Пхова | страница 2
Иногда он думал, что умирать так – это значило ещё сохранять надежду, сохранять, не предпринимая ничего, замирая и оставаясь неподвижным, как в той гексаграмме из «Ицзин». Когда он случайно увидел Айстэ с немцем в метро, как они целовались на эскалаторе, он стоял на две ступени ниже и мог дотронуться рукой, мог толкнуть или ударить этого немца, сказать ему, что это его жена, и тогда она бы стала его женой, «Айстэ моя жена», и он еле сдержался, но не только побоявшись быть смешным перед ними обоими, быть раздавленным ею, еще одно, другое, странное чувство, которое он не знал как и назвать, удержало его. Он вышел в ночь, кусая губы, не понимая и понимая, отчего так больно, и слепой, возникший внезапно из темноты автомобиль едва не сбил его, а может быть, и сбил, и это уже не он остервенело набирал на телефонном диске номер немца, зная, что Айстэ там, в его постели, и так, через немца, подавая ей знак, знак своего присутствия, ведь однажды она сказала ему, что он всегда звонит, когда вот-вот изменится судьба. Потом он захотел узнать, как быть и что это всё значит, и еще не знал другой магии, кроме «Ицзин», и бросил монеты. Тогда книга ответила, что отныне он должен замереть, застыть в своей неподвижности, и он заплакал. Это была гексаграмма номер пятьдесят два, и в комментарии к тексту указывалось на её особую значимость в буддизме.
Умирая в своем странном желании – чтобы снова что-то было между ним и Айстэ – и ничего для этого не предпринимая. Напротив, теперь при случайных встречах с ней, он держался холодно и отстраненно, удивляясь молчаливо в самом себе, что вот она, его любовь, так близко, рядом, та, которая всегда с ним, сейчас здесь, и от этого «здесь», и оттого, что это так странно, что она снова здесь, и оттого, что в этом нет ничего удивительного, быть может, от этого и не страдаешь или страдаешь не так тяжело, не так мучительно.

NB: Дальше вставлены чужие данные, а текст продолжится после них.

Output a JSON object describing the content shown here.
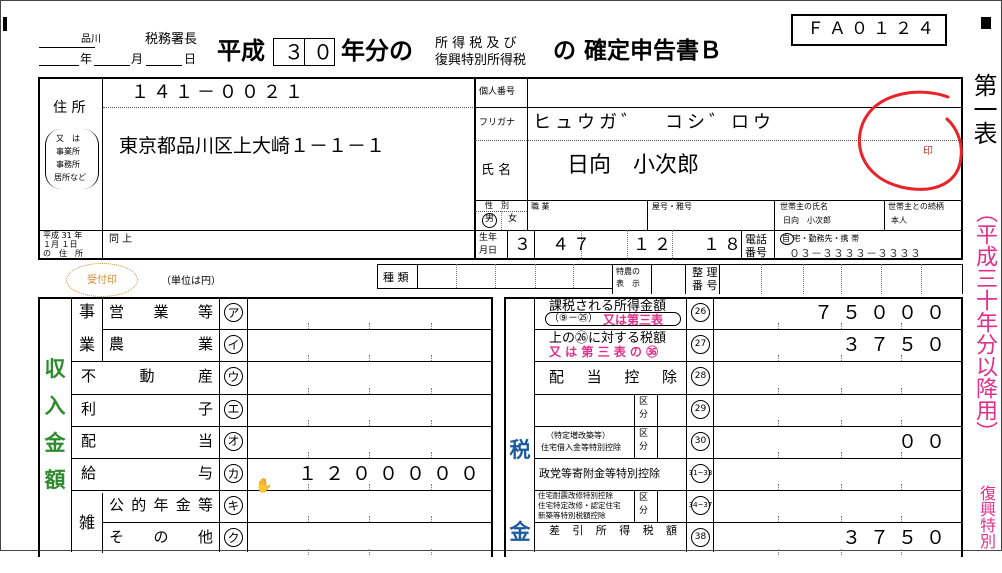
{
  "header": {
    "office_city": "品川",
    "tax_office_suffix": "税務署長",
    "date_year_label": "年",
    "date_month_label": "月",
    "date_day_label": "日",
    "era": "平成",
    "year": "３０",
    "year_suffix": "年分の",
    "tax_type_line1": "所 得 税 及 び",
    "tax_type_line2": "復興特別所得税",
    "title": "の 確定申告書Ｂ",
    "form_code": "ＦＡ０１２４",
    "sheet_label": "第一表",
    "era_note": "（平成三十年分以降用）",
    "side_note2": "復興特別"
  },
  "address": {
    "label": "住 所",
    "sub_label_1": "又　は",
    "sub_label_2": "事業所",
    "sub_label_3": "事務所",
    "sub_label_4": "居所など",
    "postal_code": "１４１－００２１",
    "address_value": "東京都品川区上大崎１－１－１",
    "prev_label_1": "平成 31 年",
    "prev_label_2": "１月 １日",
    "prev_label_3": "の　住　所",
    "prev_value": "同 上"
  },
  "personal": {
    "number_label": "個人番号",
    "furigana_label": "フリガナ",
    "furigana_value": "ヒュウガ゛　コシ゛ロウ",
    "name_label": "氏 名",
    "name_value": "日向　小次郎",
    "seal_label": "印",
    "sex_label": "性　別",
    "sex_male": "男",
    "sex_female": "女",
    "job_label": "職 業",
    "trade_label": "屋号・雅号",
    "householder_label": "世帯主の氏名",
    "householder_value": "日向　小次郎",
    "relation_label": "世帯主との続柄",
    "relation_value": "本人",
    "birth_label_1": "生年",
    "birth_label_2": "月日",
    "birth_era": "３",
    "birth_year": "４７",
    "birth_month": "１２",
    "birth_day": "１８",
    "phone_label_1": "電話",
    "phone_label_2": "番号",
    "phone_types": "自 宅・勤務先・携 帯",
    "phone_value": "０３－３３３３－３３３３",
    "home_circle": "自"
  },
  "form_misc": {
    "received_stamp": "受付印",
    "unit_label": "（単位は円）",
    "kind_label": "種 類",
    "special_label_1": "特農の",
    "special_label_2": "表　示",
    "ref_label_1": "整 理",
    "ref_label_2": "番 号"
  },
  "income": {
    "section_label": [
      "収",
      "入",
      "金",
      "額"
    ],
    "biz_label": [
      "事",
      "業"
    ],
    "misc_label": "雑",
    "rows": [
      {
        "label": "営 業 等",
        "code": "ア",
        "value": ""
      },
      {
        "label": "農　　業",
        "code": "イ",
        "value": ""
      },
      {
        "label": "不　動　産",
        "code": "ウ",
        "value": ""
      },
      {
        "label": "利　　　子",
        "code": "エ",
        "value": ""
      },
      {
        "label": "配　　　当",
        "code": "オ",
        "value": ""
      },
      {
        "label": "給　　　与",
        "code": "カ",
        "value": "１２０００００"
      },
      {
        "label": "公的年金等",
        "code": "キ",
        "value": ""
      },
      {
        "label": "そ　の　他",
        "code": "ク",
        "value": ""
      }
    ]
  },
  "tax": {
    "section_label": [
      "税",
      "金"
    ],
    "rows": [
      {
        "code": "26",
        "label": "課税される所得金額",
        "sub": "（⑨－㉕）",
        "note": "又は第三表",
        "value": "７５０００"
      },
      {
        "code": "27",
        "label": "上の㉖に対する税額",
        "sub": "",
        "note": "又 は 第 三 表 の ㊱",
        "value": "３７５０"
      },
      {
        "code": "28",
        "label": "配　当　控　除",
        "sub": "",
        "note": "",
        "value": ""
      },
      {
        "code": "29",
        "label": "",
        "sub": "区分",
        "note": "",
        "value": ""
      },
      {
        "code": "30",
        "label": "（特定増改築等）",
        "sub": "住宅借入金等特別控除",
        "note": "",
        "value": "００"
      },
      {
        "code": "31~33",
        "label": "政党等寄附金等特別控除",
        "sub": "",
        "note": "",
        "value": ""
      },
      {
        "code": "34~37",
        "label": "住宅耐震改修特別控除",
        "sub": "住宅特定改修・認定住宅",
        "note": "新築等特別税額控除",
        "value": ""
      },
      {
        "code": "38",
        "label": "差　引　所　得　税　額",
        "sub": "",
        "note": "",
        "value": "３７５０"
      }
    ],
    "kubun": "区分"
  },
  "colors": {
    "green": "#2e8b2e",
    "pink": "#e0308c",
    "annotation_red": "#e8232a"
  }
}
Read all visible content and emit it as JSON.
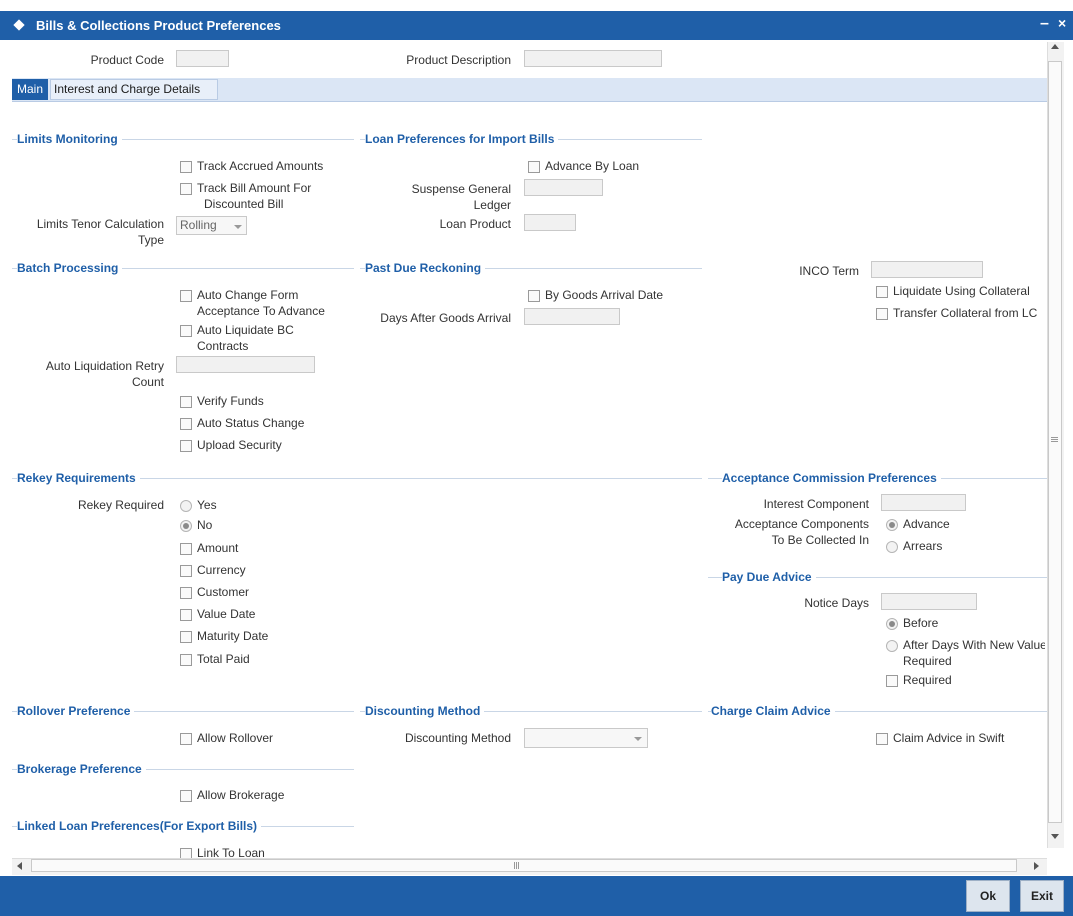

Он прекрасно помнил ту сцену, тогда на квартире у того своего приятеля, когда вернулся из Парижа. Он услышал её голос, который всегда его так глубоко волновал, неотделимый и отделенный от её эротизма, голос, существующий сам по себе, сам собой зачарованный и, быть может, потому чарующий других, их, других, зачаровывающий. Он перешел из комнаты в комнату и увидел её – в тонком, полупрозрачном египетском платье, красном с черными зигзагами, Айстэ, от любви к которой он умирал в этом проклятом Париже, зарабатывая франки на своем одиночестве. Она тоже увидела его и едва заметно кивнула, и он едва заметно кивнул ей в ответ. То, что они не виделись несколько месяцев после мучительного, оскорбительного для них обоих разрыва, словно ничего и не значило. Он опустился на диван рядом с чахлой женой приятеля и стал вполголоса рассказывать той про Париж, про то, что у него был там свой сад на Монмартре, где он снимал жилье, сад в четырех стенах четырех четырехэтажных домов, принадлежащий на время лишь ему одному. Краем глаза он следил за Айстэ и видел ее, Айстэ, движение, как она нарочито долго собиралась уходить и как осталась, он знал, что конечно же из-за него. И когда она равнодушно и словно бы случайно опустилась в кресло напротив, глядя в сторону, вслед своим длинным пальцам, вслед тонкой сигарете «Моre» и тонкой уходящей струйке дыма, он вдруг захотел сделать ей больно и сказал тихо, но так, чтобы она, Айстэ, слышала, сказал, наклоняясь к самому почти уху чахлой, как заветренная роза (так он подумал тогда про себя, хотя слово «заветренный» больше подходит к слову сыр, но ведь в конце концов он вернулся из Парижа), сказал ей, этой жене приятеля, что она ему там часто снилась и почему бы им не пойти вдвоем в ресторан, ведь теперь он так мучительно богат. Он видел, как Айстэ вздрогнула, он понял, что это настигло её, но зачем, зачем он это сделал, ведь, быть может, это была их последняя встреча, а разве он не любил её?